On Sunday we drove up to Langdale in the Lake District and then walked over to Wasdale, one of the remoter valleys.
The lovely Lisa slipped on the path from Styhead Tarn and didn't half crack her elbow. Fortunately the pub was just in sight so she was heroically able to struggle on. The Wasdale Head Inn was mercifully bunting free and a hot meal washed down with Sneck Lifter lifted our spirits.
We were staying at Brackenclose and there I had the rare experience of being out beer buffed. As a professional brewer, amateur beer nerd and dedicated piss artist this doesn't happen often, but the people knocking back a fine selection of ales at the hut included a founder member of Norwich CAMRA and a guy from Edinburgh with keen knowledge of the latest in Scottish brewing. As the only beers I had with me were cans of Gold Label I poured the beer into glasses out of sight in the kitchen to hide my shame.
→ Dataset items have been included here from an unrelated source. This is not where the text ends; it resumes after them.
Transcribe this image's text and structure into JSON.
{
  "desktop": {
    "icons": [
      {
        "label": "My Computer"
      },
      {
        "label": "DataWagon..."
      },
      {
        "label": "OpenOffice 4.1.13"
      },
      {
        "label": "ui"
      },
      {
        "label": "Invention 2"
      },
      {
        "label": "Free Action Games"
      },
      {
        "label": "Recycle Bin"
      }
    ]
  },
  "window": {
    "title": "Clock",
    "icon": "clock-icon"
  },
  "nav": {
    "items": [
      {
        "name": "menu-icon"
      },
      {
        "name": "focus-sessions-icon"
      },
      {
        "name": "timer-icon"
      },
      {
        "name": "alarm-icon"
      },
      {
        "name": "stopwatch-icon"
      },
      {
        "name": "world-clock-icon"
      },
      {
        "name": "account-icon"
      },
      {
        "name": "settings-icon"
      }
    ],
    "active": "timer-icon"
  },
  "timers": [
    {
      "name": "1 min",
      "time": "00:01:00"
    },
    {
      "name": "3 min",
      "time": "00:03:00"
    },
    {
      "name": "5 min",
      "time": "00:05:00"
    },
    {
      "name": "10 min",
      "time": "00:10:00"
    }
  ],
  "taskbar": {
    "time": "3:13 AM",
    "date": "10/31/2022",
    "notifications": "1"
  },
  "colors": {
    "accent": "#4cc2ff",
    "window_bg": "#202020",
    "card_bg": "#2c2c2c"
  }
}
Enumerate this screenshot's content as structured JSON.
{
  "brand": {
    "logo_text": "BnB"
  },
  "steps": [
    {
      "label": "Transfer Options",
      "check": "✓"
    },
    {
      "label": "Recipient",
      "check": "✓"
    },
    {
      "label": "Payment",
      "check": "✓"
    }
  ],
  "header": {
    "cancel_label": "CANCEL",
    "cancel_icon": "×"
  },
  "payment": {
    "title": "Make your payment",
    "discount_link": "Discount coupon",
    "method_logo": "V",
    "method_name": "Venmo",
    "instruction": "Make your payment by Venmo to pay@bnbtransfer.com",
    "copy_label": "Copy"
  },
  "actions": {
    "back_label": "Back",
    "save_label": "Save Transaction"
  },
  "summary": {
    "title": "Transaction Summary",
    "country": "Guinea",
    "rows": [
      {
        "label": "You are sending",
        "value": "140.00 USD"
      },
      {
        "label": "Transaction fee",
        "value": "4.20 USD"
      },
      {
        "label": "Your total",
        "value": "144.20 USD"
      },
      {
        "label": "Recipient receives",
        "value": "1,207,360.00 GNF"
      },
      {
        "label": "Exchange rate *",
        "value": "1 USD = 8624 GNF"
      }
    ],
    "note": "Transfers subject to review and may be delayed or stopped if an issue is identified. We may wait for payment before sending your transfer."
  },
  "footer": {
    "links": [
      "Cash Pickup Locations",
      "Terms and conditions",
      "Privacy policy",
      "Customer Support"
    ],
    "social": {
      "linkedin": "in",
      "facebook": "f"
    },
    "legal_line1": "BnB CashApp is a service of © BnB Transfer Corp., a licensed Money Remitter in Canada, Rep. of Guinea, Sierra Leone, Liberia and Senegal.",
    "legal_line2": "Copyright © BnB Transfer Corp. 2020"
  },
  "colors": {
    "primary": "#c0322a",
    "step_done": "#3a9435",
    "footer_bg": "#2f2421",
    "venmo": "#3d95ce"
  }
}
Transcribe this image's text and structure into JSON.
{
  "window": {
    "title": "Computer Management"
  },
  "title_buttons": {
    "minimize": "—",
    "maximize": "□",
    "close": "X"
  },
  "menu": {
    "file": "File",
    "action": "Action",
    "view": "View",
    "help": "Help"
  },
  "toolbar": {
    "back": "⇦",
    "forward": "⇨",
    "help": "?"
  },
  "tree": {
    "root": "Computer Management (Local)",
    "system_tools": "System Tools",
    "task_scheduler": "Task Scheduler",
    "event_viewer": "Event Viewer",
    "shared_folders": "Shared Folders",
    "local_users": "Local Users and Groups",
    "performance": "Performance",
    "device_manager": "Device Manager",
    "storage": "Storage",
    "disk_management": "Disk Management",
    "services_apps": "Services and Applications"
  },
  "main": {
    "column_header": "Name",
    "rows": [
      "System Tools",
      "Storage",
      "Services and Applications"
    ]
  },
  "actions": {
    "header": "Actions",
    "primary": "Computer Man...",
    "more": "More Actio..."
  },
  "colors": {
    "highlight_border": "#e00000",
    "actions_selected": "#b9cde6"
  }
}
On Monday we carried on to Borrowdale and got some fantastic views from the top of Great Gable, though it was slightly disappointing to be able see Gimmer Crag over near where our walk had started two days earlier. We had a small detour to the Langstrath Inn before a bit of blagging got us beds in the Fell and Rock club hut. We popped out later to take in the Scafell Hotel, which strangely enough is a tick, though we much preferred the Langstrath.